In celebration of February being National Birdfeeding Month, this is the perfect time to review the pros and cons of using different seeds to attract different birds.

In celebration of February being National Birdfeeding Month, this is the perfect time to review the pros and cons of using different seeds to attract different birds.

First of all, the most important thing to know is that what you pay for is what you get. It may be tempting to buy the 20 pound bag of wild bird seed mix for $8-10, as the old adage states, "Buyer Beware" – the majority of that seed is white and red millet. These seeds will attract English sparrows (the non-desirable type), starlings, pigeons, and mourning doves (which, I would not mind if a few mourning doves came to my feeders, but I don't want the others).

If you think you are going to get cardinals, chickadees, titmice, and other "desirable" birds you need to change seed strategies!
Different seed types attract different bird species and require different styles of feeders. Probably the best all-round bird seed is sunflower hearts. Buying just the hearts prevents the messy build-up of shells and they are very nutritious. Sunflower hearts appear to be more costly, but because you are not paying for the bulk of the hulls, there is less weight and less waste. Purchasing sunflower heart chips are less expensive and still have all of the benefits of the whole hearts. Pound for pound they will end up cheaper than purchasing whole seeds with the hulls.

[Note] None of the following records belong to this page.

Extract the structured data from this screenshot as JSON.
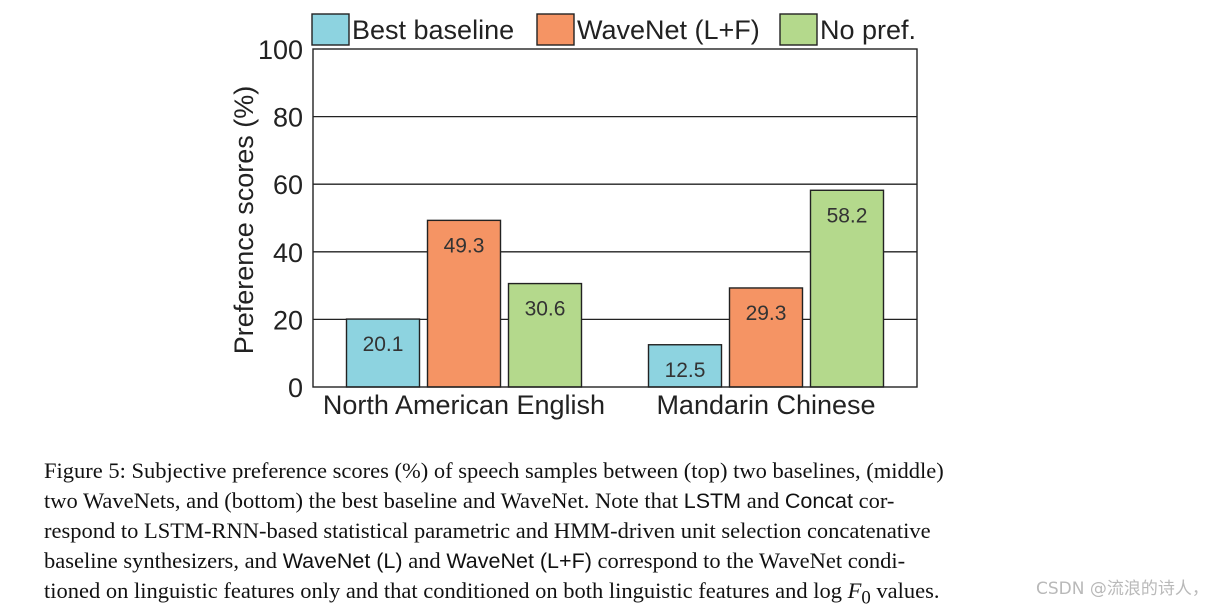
{
  "chart_data": {
    "type": "bar",
    "categories": [
      "North American English",
      "Mandarin Chinese"
    ],
    "series": [
      {
        "name": "Best baseline",
        "color": "#8dd3e0",
        "values": [
          20.1,
          12.5
        ],
        "labels": [
          "20.1",
          "12.5"
        ]
      },
      {
        "name": "WaveNet (L+F)",
        "color": "#f59464",
        "values": [
          49.3,
          29.3
        ],
        "labels": [
          "49.3",
          "29.3"
        ]
      },
      {
        "name": "No pref.",
        "color": "#b4d98c",
        "values": [
          30.6,
          58.2
        ],
        "labels": [
          "30.6",
          "58.2"
        ]
      }
    ],
    "title": "",
    "xlabel": "",
    "ylabel": "Preference scores (%)",
    "ylim": [
      0,
      100
    ],
    "yticks": [
      0,
      20,
      40,
      60,
      80,
      100
    ],
    "grid": true,
    "legend": "top"
  },
  "caption": {
    "l1": "Figure 5: Subjective preference scores (%) of speech samples between (top) two baselines, (middle)",
    "l2a": "two WaveNets, and (bottom) the best baseline and WaveNet.  Note that ",
    "l2b": "LSTM",
    "l2c": " and ",
    "l2d": "Concat",
    "l2e": " cor-",
    "l3": "respond to LSTM-RNN-based statistical parametric and HMM-driven unit selection concatenative",
    "l4a": "baseline synthesizers, and ",
    "l4b": "WaveNet (L)",
    "l4c": " and ",
    "l4d": "WaveNet (L+F)",
    "l4e": " correspond to the WaveNet condi-",
    "l5a": "tioned on linguistic features only and that conditioned on both linguistic features and log ",
    "l5b": "F",
    "l5c": "0",
    "l5d": " values."
  },
  "watermark": "CSDN @流浪的诗人，"
}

Sunflower hearts, or chips, can be used in most feeder types including hoppers, tube feeders, and platform feeders. They will also attract desirable species of songbirds including, cardinals, titmice, nuthatches, grosbeaks, wrens, and finches. If your budget cannot quite reach for the hearts, then black oil sunflower seeds are the next best choice.
Niger seed is often used to attract goldfinches and used only in tube feeders. The seed is so light that if used in other feeders it will blow away. Niger, or thistle, seed is the most expensive of the seed types, but the results can be quite rewarding. Some tube feeders are made just for Niger seed with the hole below the perch. Goldfinches are the only birds which can hang upside down to eat the seed. Watching these little birds hanging upside down eating is very entertaining!

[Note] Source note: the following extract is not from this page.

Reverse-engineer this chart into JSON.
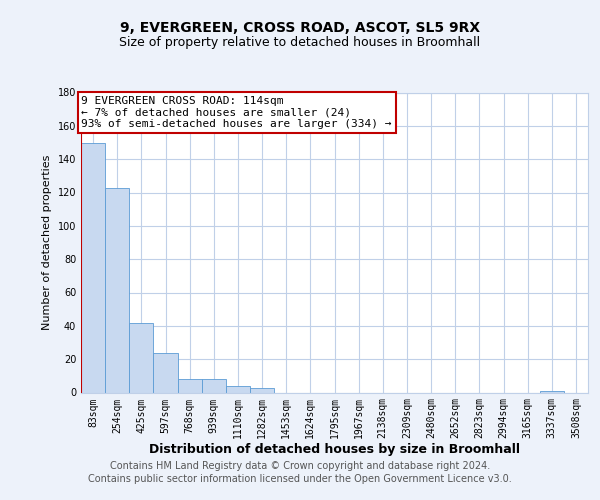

To attract ground feeding birds like desirable sparrows (white-throated, gold-crowned, fox, Lincoln's, and others) use a platform feeder. Seeds like sunflower hearts and cracked corn work well for platform feeders. Be careful though, cracked corn can sometimes attract undesirables like crows, blue jays, cow birds, and blackbirds. If this happens, you can stop feeding for a few days until they leave and then begin again without the cracked corn.

Don't forget suet cakes and raw peanuts for the woodpeckers and sapsuckers. At my house, the wrens and nuthatches will even come to these.

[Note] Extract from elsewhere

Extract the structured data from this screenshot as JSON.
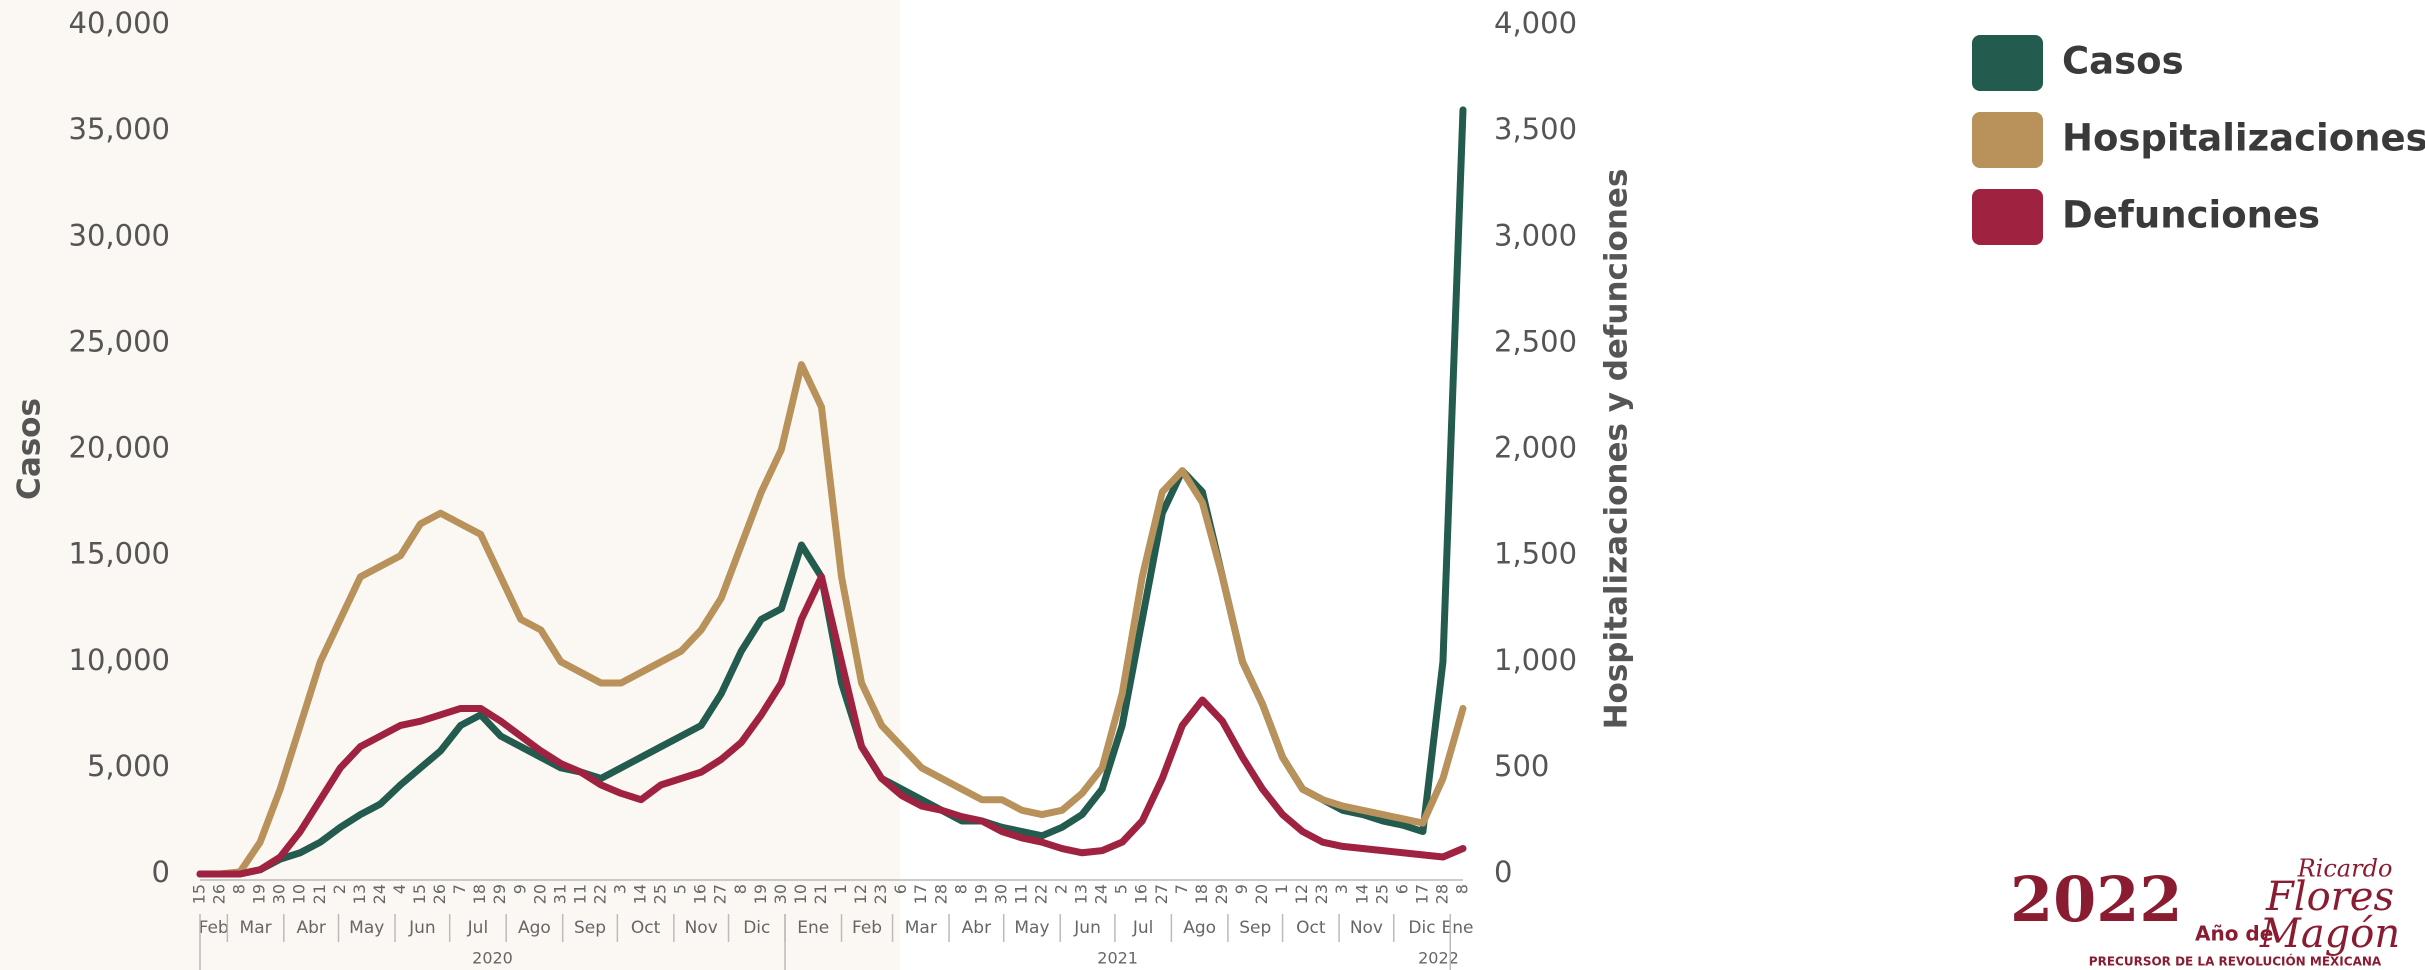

If you have troubles with squirrels try feeding with safflower seed. You will have to use only safflower, as squirrels will not eat this but will eat anything else. Birds will adapt to eating safflower seeds just fine.
It is important to keep the feeders clean as some bird diseases can spread through dirty feeders (and bird baths); cleaning them before they are stored, and about once a month is a good idea.

One of the single best things you can do to attract winter birds is provide water. A water heater makes it easy, but putting out clean water each day at the same time will work, too. The birds will become accustomed to the time you put it out and will arrive waiting for you and the clean water.

Maintaining a birdfeeding station throughout the winter months will not only help provide seed to birds when other naturally supplied seeds have been depleted, but also brings color on gray days lifting spirits and making connections with us to nature. Happy bird watching!